Listen to this article
Companies must stop paying staff in gold bars as a way of avoiding tax, Revenue & Customs warned on Friday.
HMRC said a number of people were still using schemes reminiscent of the kind of tax dodges used 20 years ago, but which the tax authorities insist do not work.
“There are a few of these schemes but they have a common feature where individual claims to be paid in the form of an asset, such as gold bullion,” said HMRC.
“They have a theoretical obligation to pay the value of the asset to a trust at some point in the future — it is claimed that this obligation makes the payment non-taxable.”
Experts said the individual could then receive cash in the form of a loan, secured on the gold.
Several accountants said they were surprised that the schemes had returned. “There used to be loads of these if you go back a number of years. I remember seeing people being paid in hay, Turkish lira, wine, carpets and platinum,” said Bill Longe, the head of employer solutions at accountants RSM.

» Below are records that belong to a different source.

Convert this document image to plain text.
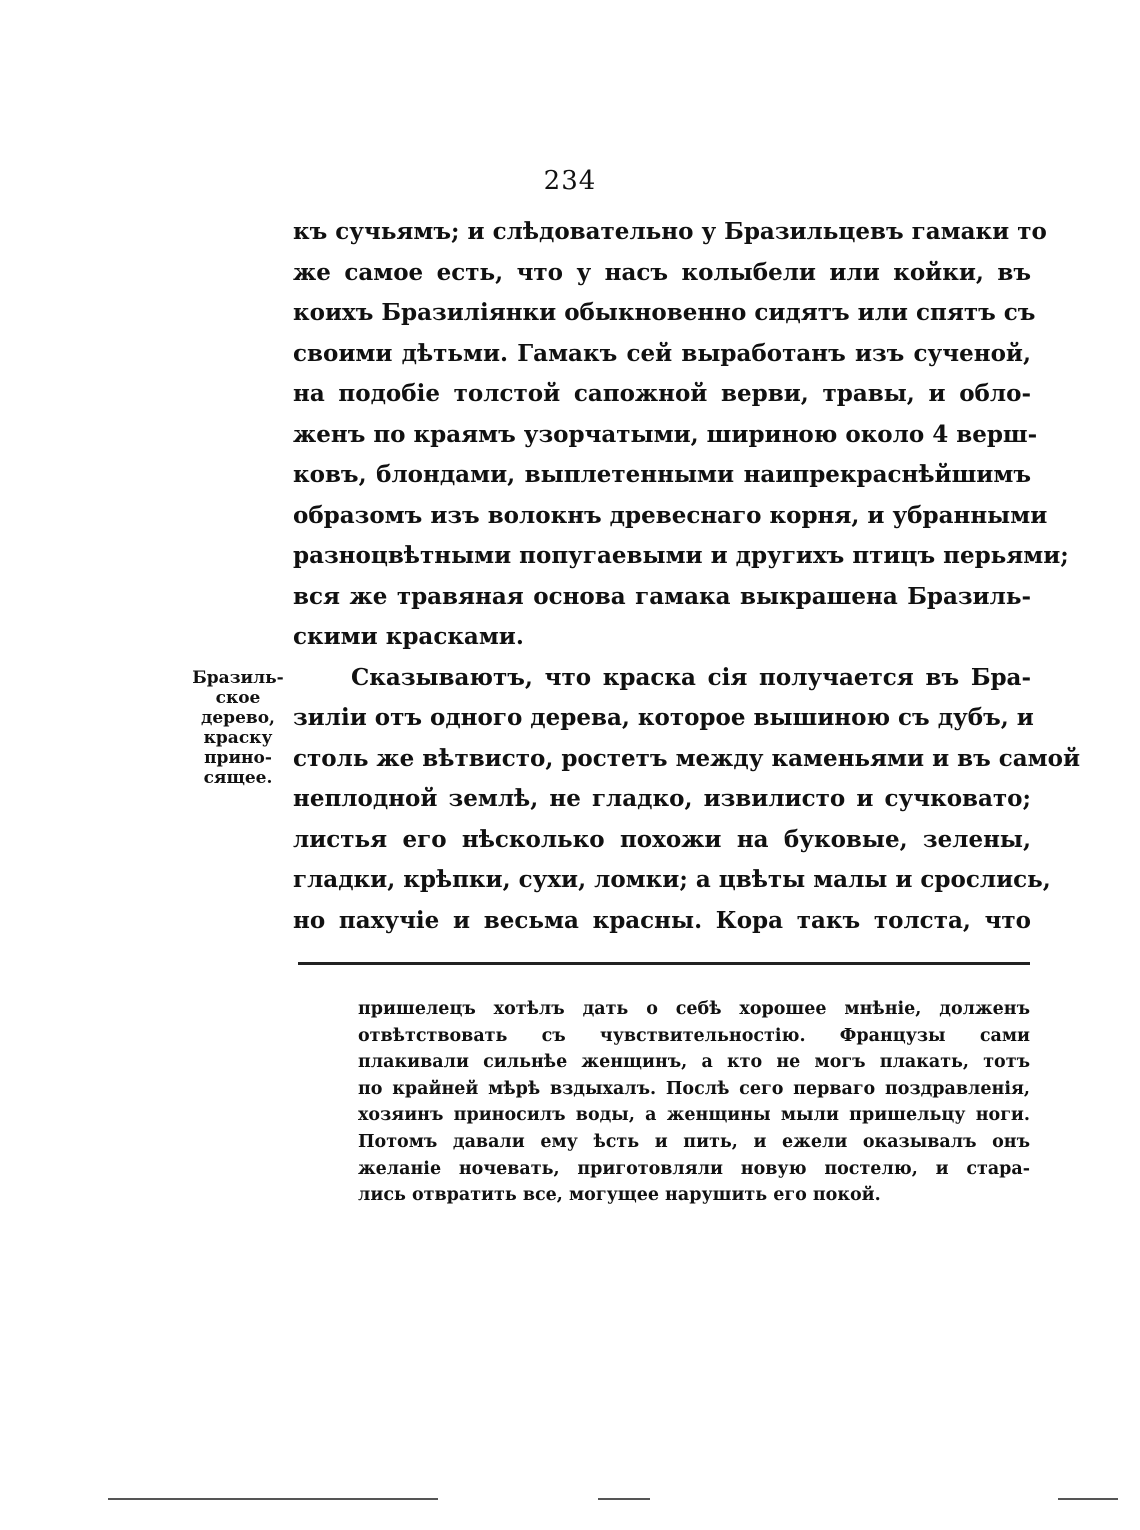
234
Бразиль-
ское
дерево,
краску
прино-
сящее.
къ сучьямъ; и слѣдовательно у Бразильцевъ гамаки то
же самое есть, что у насъ колыбели или койки, въ
коихъ Бразиліянки обыкновенно сидятъ или спятъ съ
своими дѣтьми. Гамакъ сей выработанъ изъ сученой,
на подобіе толстой сапожной верви, травы, и обло-
женъ по краямъ узорчатыми, шириною около 4 верш-
ковъ, блондами, выплетенными наипрекраснѣйшимъ
образомъ изъ волокнъ древеснаго корня, и убранными
разноцвѣтными попугаевыми и другихъ птицъ перьями;
вся же травяная основа гамака выкрашена Бразиль-
скими красками.
Сказываютъ, что краска сія получается въ Бра-
зиліи отъ одного дерева, которое вышиною съ дубъ, и
столь же вѣтвисто, ростетъ между каменьями и въ самой
неплодной землѣ, не гладко, извилисто и сучковато;
листья его нѣсколько похожи на буковые, зелены,
гладки, крѣпки, сухи, ломки; а цвѣты малы и срослись,
но пахучіе и весьма красны. Кора такъ толста, что
пришелецъ хотѣлъ дать о себѣ хорошее мнѣніе, долженъ
отвѣтствовать съ чувствительностію. Французы сами
плакивали сильнѣе женщинъ, а кто не могъ плакать, тотъ
по крайней мѣрѣ вздыхалъ. Послѣ сего перваго поздравленія,
хозяинъ приносилъ воды, а женщины мыли пришельцу ноги.
Потомъ давали ему ѣсть и пить, и ежели оказывалъ онъ
желаніе ночевать, приготовляли новую постелю, и стара-
лись отвратить все, могущее нарушить его покой.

He added: “They are something I have not really seen since the mid-1990s. The legislation has moved on, as has the attitude of the courts, and the revenue has already won this battle.”
The gold bullion dodge is one of many “ disguised remuneration” schemes aimed at avoiding tax on earnings which were attacked by the March Budget in an attempt to raise £2.5bn by 2021.
Ray McCann, a partner of New Quadrant Partners and a former senior HMRC official, said gold bullion dodges are most likely to be used by “fairly big owner-managed businesses where the owner has a significant tax exposure”.
Meanwhile, Tina Riches, head of tax at Smith & Williamson, said it might suit investment bankers, or others in the City, to take “large, one-off payments” such as bonuses in gold. The rate of capital gains tax chargeable on receipt of an asset, such as gold, is lower than the 45 per cent rate of income tax applicable over the £150,000 annual threshold.
“If a promoter was doing something like this, it would be an expensive scheme, which would only make sense for people who would otherwise have a very significant tax liability,” she said.
HMRC said it would “challenge these schemes via every route open to it, including litigation through the courts”. In addition, the finance bill would introduce legislation that will come into effect from March 16 “to put the matter beyond doubt”.